The filings also show that Jennings is pregnant and being detained at a psychiatric facility in Columbia.

"She is in dire need of prenatal care," Pride argued in his filing.

Hospital staffers tested Jennings for pregnancy when she crashed her car Dec. 24, the night Columbia Police first questioned her about where her son is. That pregnancy test, according to sources close to the case, came back negative.

Jennings was re-tested on Dec. 28 while undergoing mental health evaluations, according to sources, when that test came back positive for pregnancy.

A Richland County probate judge ordered Jennings to undergo mental health examinations after her arrest on Dec. 30.

On Jan. 11, records show that Dr. Michael J. Ferlauto issued a report that showed Jennings was, "mentally ill, needs involuntary treatment and because of this mental illness…lacks sufficient insight or capacity to make responsible decisions with respect to his/her treatment…and, therefore, involuntary hospitalization; [and] involuntary outpatient treatment is recommended."

On Jan. 17, records show that probate court judge Theresa L. Clement held a hearing and found Jennings "mentally ill." Clement's ruling included a year-long mental health treatment that included medication.

Pride has asked for Jennings' bond to be reduced. A hearing must be set by the circuit court and the solicitor's office.

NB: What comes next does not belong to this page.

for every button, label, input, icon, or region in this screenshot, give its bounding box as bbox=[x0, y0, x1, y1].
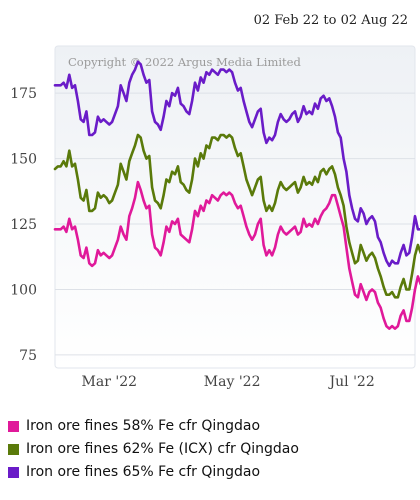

A forth motion would all Jennings to appear in court wearing "civilian clothing," instead of the Alvin S. Glenn Detention Center uniform issued to all inmates. Pride's reasons, "this case has been widely publicized, locally and nationally, via every source of the news media."

Pride argued that Jennings' showing for court hearings in the inmate uniform, "impedes her right to a fair and impartial trial," according to the court record.

Pride's motion also asks the judge to "bar media coverage of any and all future court proceedings," if the court would not allow her to appear in "civilian clothing."

Pride declined to discuss the details of his motions, but said he's asked for a day in court to argue his motions.